One Day in the Live of Ivan Denisovich – Aleksandr I. Solzhenitsyn
Reviewed by: Dave Cymbalisty Date: 13 November 2001
THEME: Personal struggle for survival in a Stalinist concentration camp. A more literal translation of the title from the Russian would be “The Day Of Ivan Denisovich”. This “one day” is seen through the eyes of the hero Ivan Denisovich Shukhov, a humble peasant who during WWII was captured by the Germans. After his escape he came back to the Russian lines where he was captured by his own countrymen, accused of being an enemy spy (forced by Soviet counterintelligence officers to sign his own “confession”), and sentenced to ten years hard labor.
The story follows the routine details of Shukhov’s life: jolted out of a frozen slumber at 5 a.m.; a breakfast of slop and boiled gruel with fish skeletons floating next to rotten cabbage leaves; roll call in the polar frost; followed by a ravenous-dog-escorted march to the day’s work… which consists of mixing cement and building walls in the utter desolation of the Northern steppe. The author’s depiction of this ceaseless slavery is truly mind-numbing.
On the way back to the barracks the men are meticulously searched for anything they may be attempting to be smuggle in. The penalty for doing so is something no prisoner wants to contemplate. Shukhov privately revels over a piece of wire and a string that he has managed to sneak past the guards. After all, who knows how vitally necessary these items may be “one day”! At the end of this particular day’s near-deathly labor Shukhov actually feels fortunate that he has managed to finagle an EXTRA bowl of skeleton soup, get a hold of some shreds of tobacco, and keep from being thrust into solitary confinement for any of the million minor offenses of the camp.
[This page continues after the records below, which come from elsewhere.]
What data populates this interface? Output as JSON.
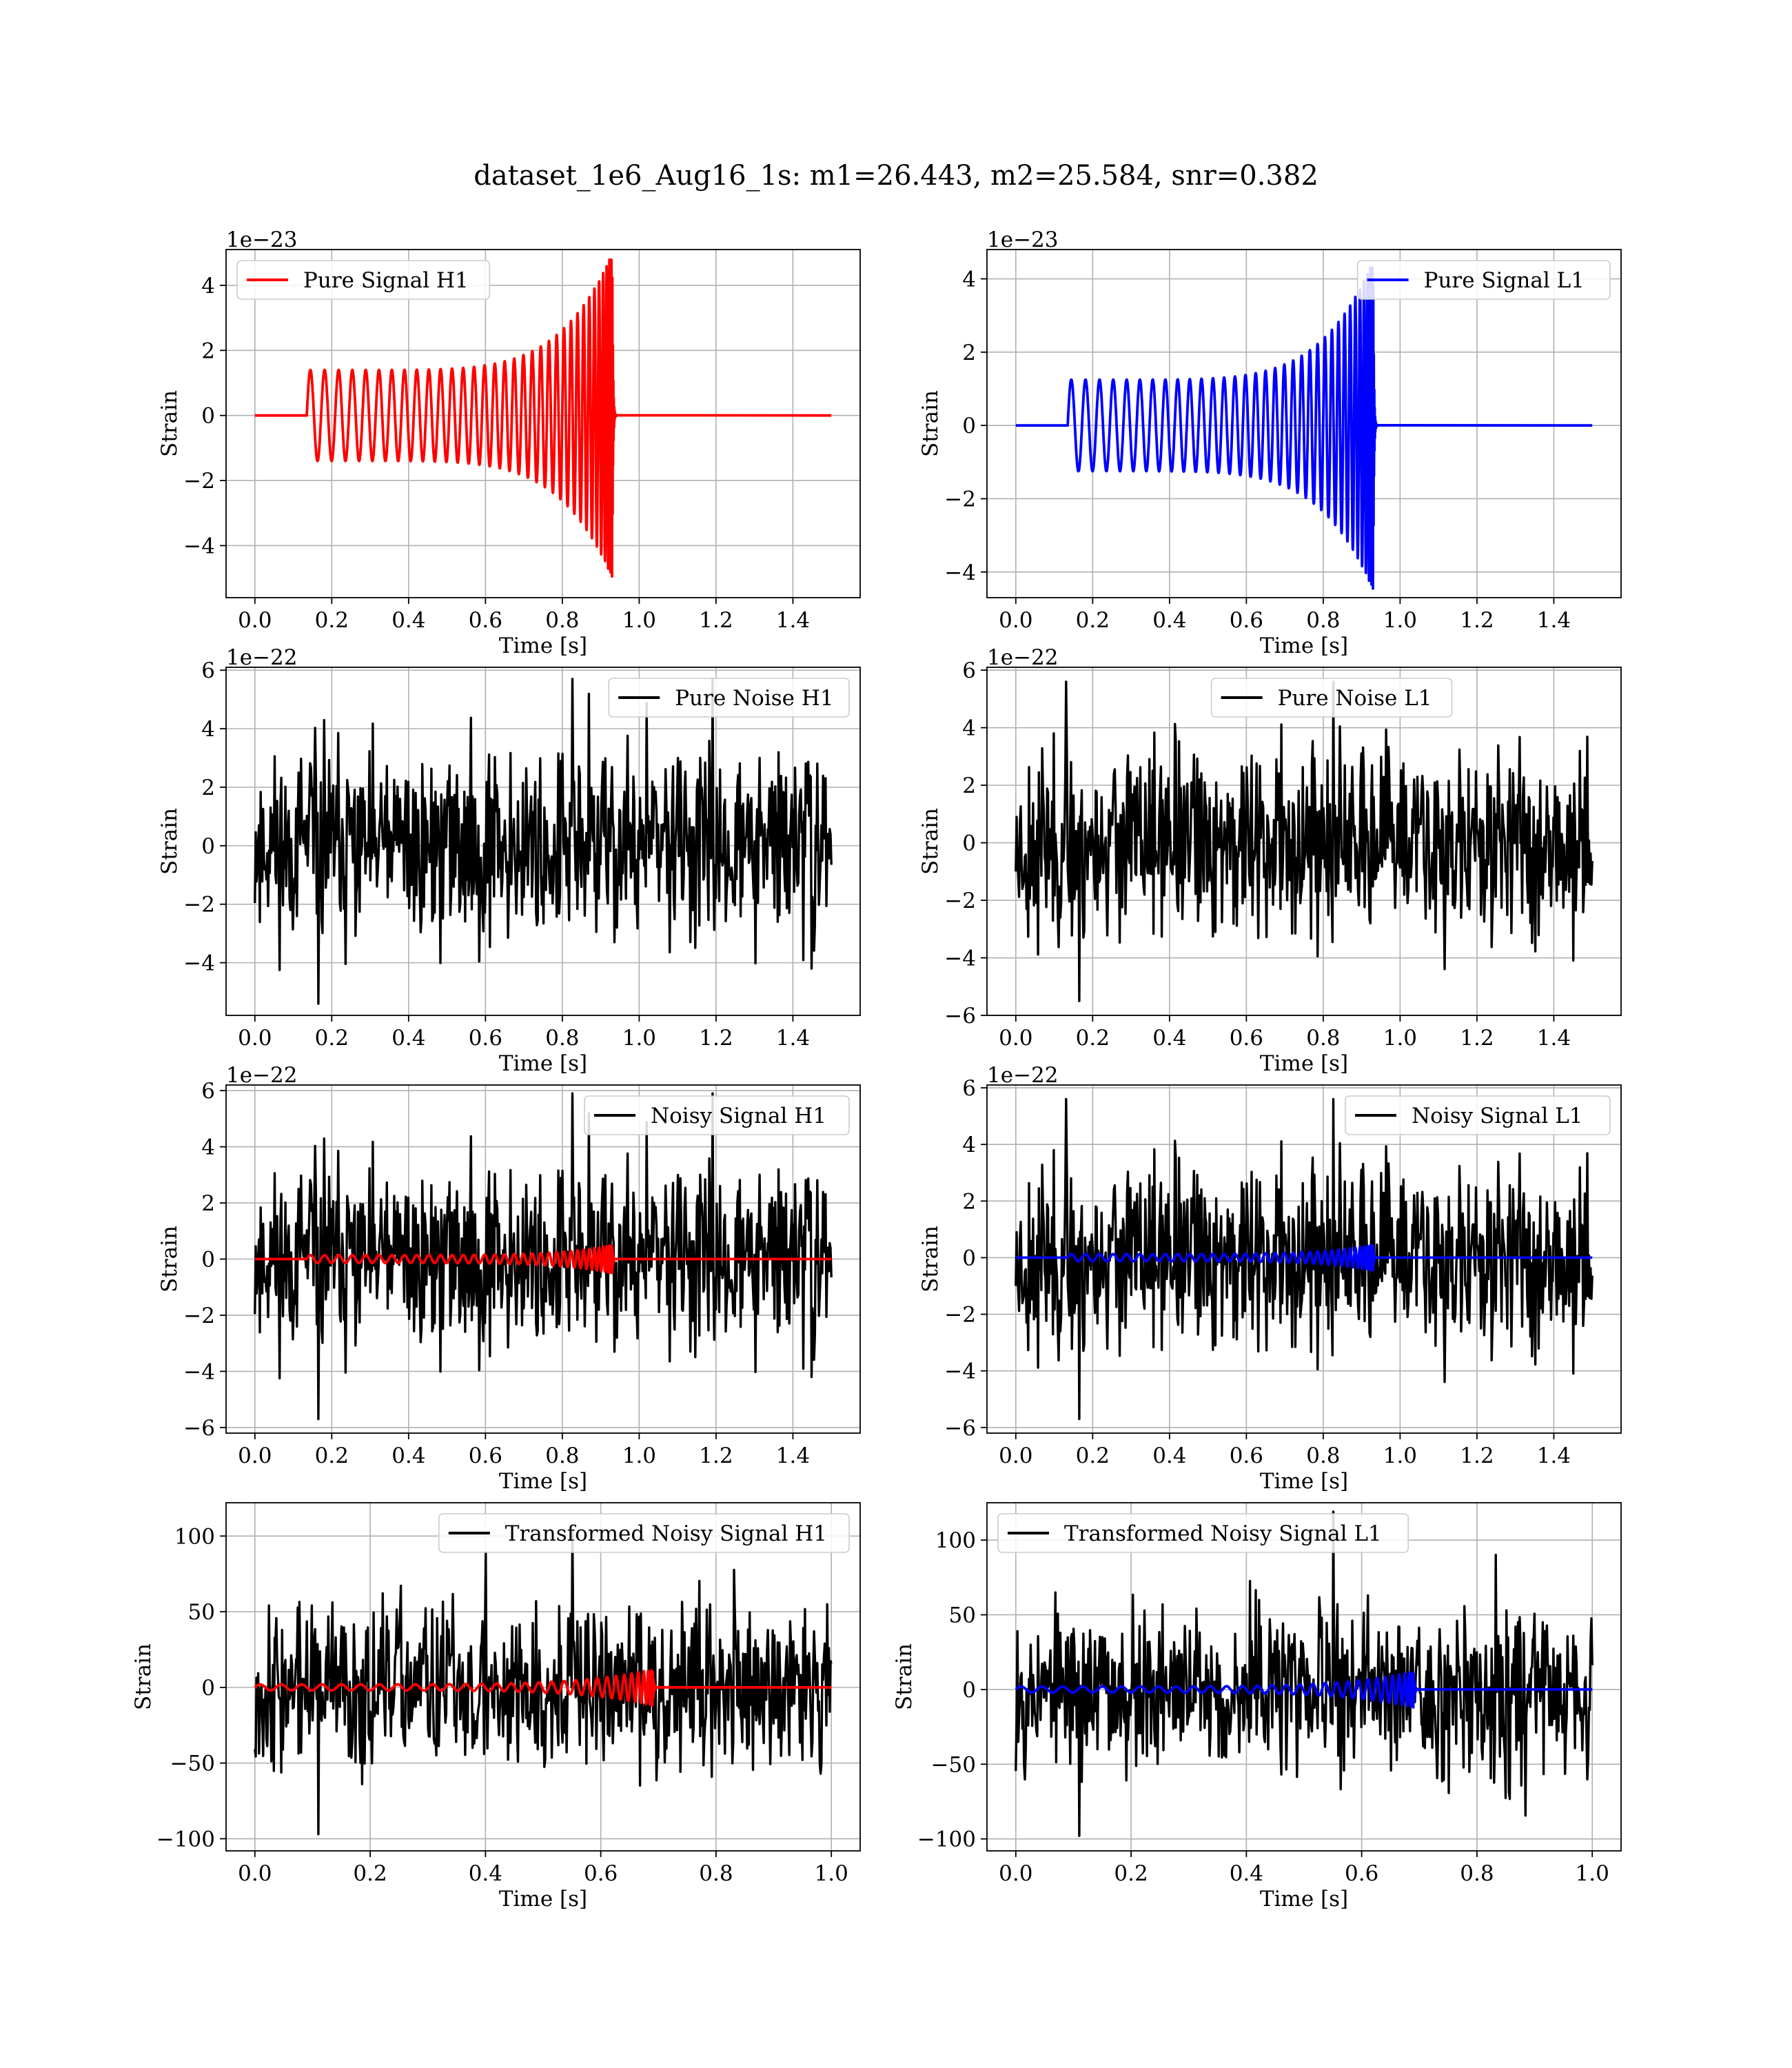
{
  "figure": {
    "title": "dataset_1e6_Aug16_1s: m1=26.443, m2=25.584, snr=0.382"
  },
  "colors": {
    "h1": "#ff0000",
    "l1": "#0000ff",
    "noise": "#000000"
  },
  "chart_data": [
    {
      "id": "pure-signal-h1",
      "type": "line",
      "xlabel": "Time [s]",
      "ylabel": "Strain",
      "offset_text": "1e−23",
      "xlim": [
        -0.075,
        1.575
      ],
      "ylim": [
        -5.6,
        5.1
      ],
      "xticks": [
        0,
        0.2,
        0.4,
        0.6,
        0.8,
        1.0,
        1.2,
        1.4
      ],
      "xtick_labels": [
        "0.0",
        "0.2",
        "0.4",
        "0.6",
        "0.8",
        "1.0",
        "1.2",
        "1.4"
      ],
      "yticks": [
        -4,
        -2,
        0,
        2,
        4
      ],
      "ytick_labels": [
        "−4",
        "−2",
        "0",
        "2",
        "4"
      ],
      "legend": {
        "position": "upper-left",
        "entries": [
          {
            "label": "Pure Signal H1",
            "color": "#ff0000"
          }
        ]
      },
      "series": [
        {
          "name": "Pure Signal H1",
          "color": "#ff0000",
          "kind": "chirp",
          "t_start": 0.135,
          "t_merge": 0.93,
          "t_end": 1.5,
          "amp_start": 1.4,
          "amp_peak": 5.0,
          "cycles": 34,
          "scale": 1
        }
      ]
    },
    {
      "id": "pure-signal-l1",
      "type": "line",
      "xlabel": "Time [s]",
      "ylabel": "Strain",
      "offset_text": "1e−23",
      "xlim": [
        -0.075,
        1.575
      ],
      "ylim": [
        -4.7,
        4.8
      ],
      "xticks": [
        0,
        0.2,
        0.4,
        0.6,
        0.8,
        1.0,
        1.2,
        1.4
      ],
      "xtick_labels": [
        "0.0",
        "0.2",
        "0.4",
        "0.6",
        "0.8",
        "1.0",
        "1.2",
        "1.4"
      ],
      "yticks": [
        -4,
        -2,
        0,
        2,
        4
      ],
      "ytick_labels": [
        "−4",
        "−2",
        "0",
        "2",
        "4"
      ],
      "legend": {
        "position": "upper-right",
        "entries": [
          {
            "label": "Pure Signal L1",
            "color": "#0000ff"
          }
        ]
      },
      "series": [
        {
          "name": "Pure Signal L1",
          "color": "#0000ff",
          "kind": "chirp",
          "t_start": 0.135,
          "t_merge": 0.93,
          "t_end": 1.5,
          "amp_start": 1.25,
          "amp_peak": 4.5,
          "cycles": 34,
          "scale": 1
        }
      ]
    },
    {
      "id": "pure-noise-h1",
      "type": "line",
      "xlabel": "Time [s]",
      "ylabel": "Strain",
      "offset_text": "1e−22",
      "xlim": [
        -0.075,
        1.575
      ],
      "ylim": [
        -5.8,
        6.1
      ],
      "xticks": [
        0,
        0.2,
        0.4,
        0.6,
        0.8,
        1.0,
        1.2,
        1.4
      ],
      "xtick_labels": [
        "0.0",
        "0.2",
        "0.4",
        "0.6",
        "0.8",
        "1.0",
        "1.2",
        "1.4"
      ],
      "yticks": [
        -4,
        -2,
        0,
        2,
        4,
        6
      ],
      "ytick_labels": [
        "−4",
        "−2",
        "0",
        "2",
        "4",
        "6"
      ],
      "legend": {
        "position": "upper-right",
        "entries": [
          {
            "label": "Pure Noise H1",
            "color": "#000000"
          }
        ]
      },
      "series": [
        {
          "name": "Pure Noise H1",
          "color": "#000000",
          "kind": "noise",
          "t_start": 0.0,
          "t_end": 1.5,
          "sigma": 1.55,
          "min": -5.4,
          "max": 5.7,
          "seed": 11
        }
      ]
    },
    {
      "id": "pure-noise-l1",
      "type": "line",
      "xlabel": "Time [s]",
      "ylabel": "Strain",
      "offset_text": "1e−22",
      "xlim": [
        -0.075,
        1.575
      ],
      "ylim": [
        -6.0,
        6.1
      ],
      "xticks": [
        0,
        0.2,
        0.4,
        0.6,
        0.8,
        1.0,
        1.2,
        1.4
      ],
      "xtick_labels": [
        "0.0",
        "0.2",
        "0.4",
        "0.6",
        "0.8",
        "1.0",
        "1.2",
        "1.4"
      ],
      "yticks": [
        -6,
        -4,
        -2,
        0,
        2,
        4,
        6
      ],
      "ytick_labels": [
        "−6",
        "−4",
        "−2",
        "0",
        "2",
        "4",
        "6"
      ],
      "legend": {
        "position": "upper-center",
        "entries": [
          {
            "label": "Pure Noise L1",
            "color": "#000000"
          }
        ]
      },
      "series": [
        {
          "name": "Pure Noise L1",
          "color": "#000000",
          "kind": "noise",
          "t_start": 0.0,
          "t_end": 1.5,
          "sigma": 1.55,
          "min": -5.5,
          "max": 5.6,
          "seed": 23
        }
      ]
    },
    {
      "id": "noisy-signal-h1",
      "type": "line",
      "xlabel": "Time [s]",
      "ylabel": "Strain",
      "offset_text": "1e−22",
      "xlim": [
        -0.075,
        1.575
      ],
      "ylim": [
        -6.2,
        6.2
      ],
      "xticks": [
        0,
        0.2,
        0.4,
        0.6,
        0.8,
        1.0,
        1.2,
        1.4
      ],
      "xtick_labels": [
        "0.0",
        "0.2",
        "0.4",
        "0.6",
        "0.8",
        "1.0",
        "1.2",
        "1.4"
      ],
      "yticks": [
        -6,
        -4,
        -2,
        0,
        2,
        4,
        6
      ],
      "ytick_labels": [
        "−6",
        "−4",
        "−2",
        "0",
        "2",
        "4",
        "6"
      ],
      "legend": {
        "position": "upper-right",
        "entries": [
          {
            "label": "Noisy Signal H1",
            "color": "#000000"
          }
        ]
      },
      "series": [
        {
          "name": "Noisy Signal H1",
          "color": "#000000",
          "kind": "noise",
          "t_start": 0.0,
          "t_end": 1.5,
          "sigma": 1.55,
          "min": -5.7,
          "max": 5.9,
          "seed": 11
        },
        {
          "color": "#ff0000",
          "kind": "chirp",
          "t_start": 0.135,
          "t_merge": 0.93,
          "t_end": 1.5,
          "amp_start": 1.4,
          "amp_peak": 5.0,
          "cycles": 34,
          "scale": 0.1
        }
      ]
    },
    {
      "id": "noisy-signal-l1",
      "type": "line",
      "xlabel": "Time [s]",
      "ylabel": "Strain",
      "offset_text": "1e−22",
      "xlim": [
        -0.075,
        1.575
      ],
      "ylim": [
        -6.2,
        6.1
      ],
      "xticks": [
        0,
        0.2,
        0.4,
        0.6,
        0.8,
        1.0,
        1.2,
        1.4
      ],
      "xtick_labels": [
        "0.0",
        "0.2",
        "0.4",
        "0.6",
        "0.8",
        "1.0",
        "1.2",
        "1.4"
      ],
      "yticks": [
        -6,
        -4,
        -2,
        0,
        2,
        4,
        6
      ],
      "ytick_labels": [
        "−6",
        "−4",
        "−2",
        "0",
        "2",
        "4",
        "6"
      ],
      "legend": {
        "position": "upper-right",
        "entries": [
          {
            "label": "Noisy Signal L1",
            "color": "#000000"
          }
        ]
      },
      "series": [
        {
          "name": "Noisy Signal L1",
          "color": "#000000",
          "kind": "noise",
          "t_start": 0.0,
          "t_end": 1.5,
          "sigma": 1.55,
          "min": -5.7,
          "max": 5.6,
          "seed": 23
        },
        {
          "color": "#0000ff",
          "kind": "chirp",
          "t_start": 0.135,
          "t_merge": 0.93,
          "t_end": 1.5,
          "amp_start": 1.25,
          "amp_peak": 4.5,
          "cycles": 34,
          "scale": 0.1
        }
      ]
    },
    {
      "id": "transformed-noisy-signal-h1",
      "type": "line",
      "xlabel": "Time [s]",
      "ylabel": "Strain",
      "offset_text": "",
      "xlim": [
        -0.05,
        1.05
      ],
      "ylim": [
        -108,
        122
      ],
      "xticks": [
        0,
        0.2,
        0.4,
        0.6,
        0.8,
        1.0
      ],
      "xtick_labels": [
        "0.0",
        "0.2",
        "0.4",
        "0.6",
        "0.8",
        "1.0"
      ],
      "yticks": [
        -100,
        -50,
        0,
        50,
        100
      ],
      "ytick_labels": [
        "−100",
        "−50",
        "0",
        "50",
        "100"
      ],
      "legend": {
        "position": "upper-right",
        "entries": [
          {
            "label": "Transformed Noisy Signal H1",
            "color": "#000000"
          }
        ]
      },
      "series": [
        {
          "name": "Transformed Noisy Signal H1",
          "color": "#000000",
          "kind": "noise",
          "t_start": 0.0,
          "t_end": 1.0,
          "sigma": 26,
          "min": -97,
          "max": 103,
          "seed": 37
        },
        {
          "color": "#ff0000",
          "kind": "chirp",
          "t_start": 0.0,
          "t_merge": 0.69,
          "t_end": 1.0,
          "amp_start": 2.0,
          "amp_peak": 12.0,
          "cycles": 30,
          "scale": 1
        }
      ]
    },
    {
      "id": "transformed-noisy-signal-l1",
      "type": "line",
      "xlabel": "Time [s]",
      "ylabel": "Strain",
      "offset_text": "",
      "xlim": [
        -0.05,
        1.05
      ],
      "ylim": [
        -108,
        125
      ],
      "xticks": [
        0,
        0.2,
        0.4,
        0.6,
        0.8,
        1.0
      ],
      "xtick_labels": [
        "0.0",
        "0.2",
        "0.4",
        "0.6",
        "0.8",
        "1.0"
      ],
      "yticks": [
        -100,
        -50,
        0,
        50,
        100
      ],
      "ytick_labels": [
        "−100",
        "−50",
        "0",
        "50",
        "100"
      ],
      "legend": {
        "position": "upper-left",
        "entries": [
          {
            "label": "Transformed Noisy Signal L1",
            "color": "#000000"
          }
        ]
      },
      "series": [
        {
          "name": "Transformed Noisy Signal L1",
          "color": "#000000",
          "kind": "noise",
          "t_start": 0.0,
          "t_end": 1.0,
          "sigma": 26,
          "min": -98,
          "max": 119,
          "seed": 53
        },
        {
          "color": "#0000ff",
          "kind": "chirp",
          "t_start": 0.0,
          "t_merge": 0.69,
          "t_end": 1.0,
          "amp_start": 2.0,
          "amp_peak": 12.0,
          "cycles": 30,
          "scale": 1
        }
      ]
    }
  ]
}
The story ends: “The end of an unclouded day. Almost a happy one. Just one of the 3,653 days of his sentence, from bell to bell. The extra three were for leap years.” The final point reminding us of the Gulag system’s merciless punitive accuracy. A world of no parole… and no reprieve.
The reader is chilled by this book. It is shivering. Do we pick up anything by Solzhenitsyn for its “warmth and fuzziness”? Most definitely not. We pick him up to come face to face with mankind’s capacity to methodically inflict cruelty and despair upon others. In the process we are always afforded a very important glimpse of what those “others” are capable of enduring. And we set Solzhenitsyn down, thankful that we are none of his characters… even as we realize that some very real people (including the author himself) did not have that luxury. Ivan Denisovich is essential reading for human beings.